A common misconception amongst college-age kids is that our houses all look like the Delta Tau Chi fraternity from Animal House. However, I’ve waltzed into college houses that have sparkled and smelled of citrus cleaner in every room.
But these kinds of houses are nothing like mine. My home resembles the Delta Tau Chi house, and my roommates and I help keep the stereotype of a dirty, smelly college house alive.
In our modern era, the household is supposed to be an impenetrable castle, guarding us against the elements, and most of all: filth. According to my architecture class, homes are understood as spheres of civility and domesticity. A home is supposed to be a clean sanctuary from the polluted outside world. It represents civilization’s ongoing battle with dirt.
If this is true, then my home is a barbaric affront to civility. However, I love my house just the way it is. It’s dirty, and sometimes it smells funny, but it has character. A dirty house doesn’t equate to a bad house, and there are actually quite a few upsides to living in a pigsty.
First of all, everything is relative. Living in a dirty house gives you some insight into what ‘clean’ really means. The past two years I have lived in houses which I would not consider “dirty,” per say, but now that I have moved into a certified pigsty I can deal with a little filth.
When you live in a house that is continually trashed, you would be surprised at the small amount of cleaning you have to do to feel satisfied. For example: Usually my living room is strewn with cups, cans, and whatever else. I can pick up half of the stuff and feel pretty satisfied with how the room looks.
Example two: In my former houses, the living room was usually clean and devoid of trash. In the instance that it did fill with trash, I would have had to clean the entire room to feel satisfied with its appearance.
Basically, the dirtier your house is, the less work it will take for you to make it appear clean.
The main problem I have at my house, though, is that there is so much stuff everywhere. We have somewhere around nine couches, two televisions and way too many extra chairs and shot glasses. Wait a second, I take that back: you can never have too many shot glasses.
But seriously, there is an upside to your house being filled with junk. Just the other day, I was looking for something underneath my couch and in the process I found a dollar, my old coffee mug and a highlighter — which I sorely needed.
There is also a pretty continuous stream of unopened beers and half finished bottles that lay around the house. Although stockpiling objects around different parts of your house isn’t convenient, you’d be surprised at how often it comes in handy, especially when you’re thirsty.
You may also think that because I live in a filthy pit, that my house is a “party house.” This is actually not the case. It makes it really convenient, though. I can either say my house is too dirty to throw a party at, or I can use reverse psychology: It’s already dirty so why not? Either way it usually works in my favor.

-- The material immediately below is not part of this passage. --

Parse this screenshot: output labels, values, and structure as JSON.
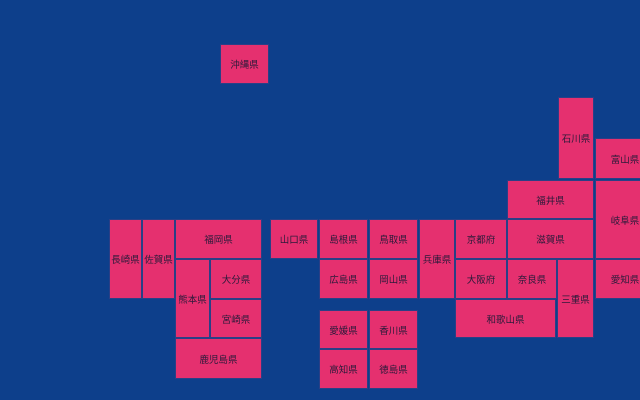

I also appreciate my dirty house simply because it is so dirty. I have grown accustomed to living in filth. You may ask why this is a good thing, and it is because my standard of living has plunged like a phone into a toilet.
My future promises me very little chance of immediate success after college, so I might as well get used to living in a fleabag rat-trap of a house. Furthermore, conditions like these will help prime for any sort of apocalyptic situation. Germs and filth will have the rest of the populace terrified, but I will go about my daily business unfazed.
All I’m saying is there’s nothing wrong with getting dirty. We are living in an age of unparalleled hygiene and sanitation, and while you might think that it’s good to be clean, sometimes it’s not.
Any barber or stylist can tell you that washing your hair daily will damage it. Cleaning your house daily probably won’t damage it, but you’re also not going to have any fun doing it. Just take my advice, and get a little dirty with it.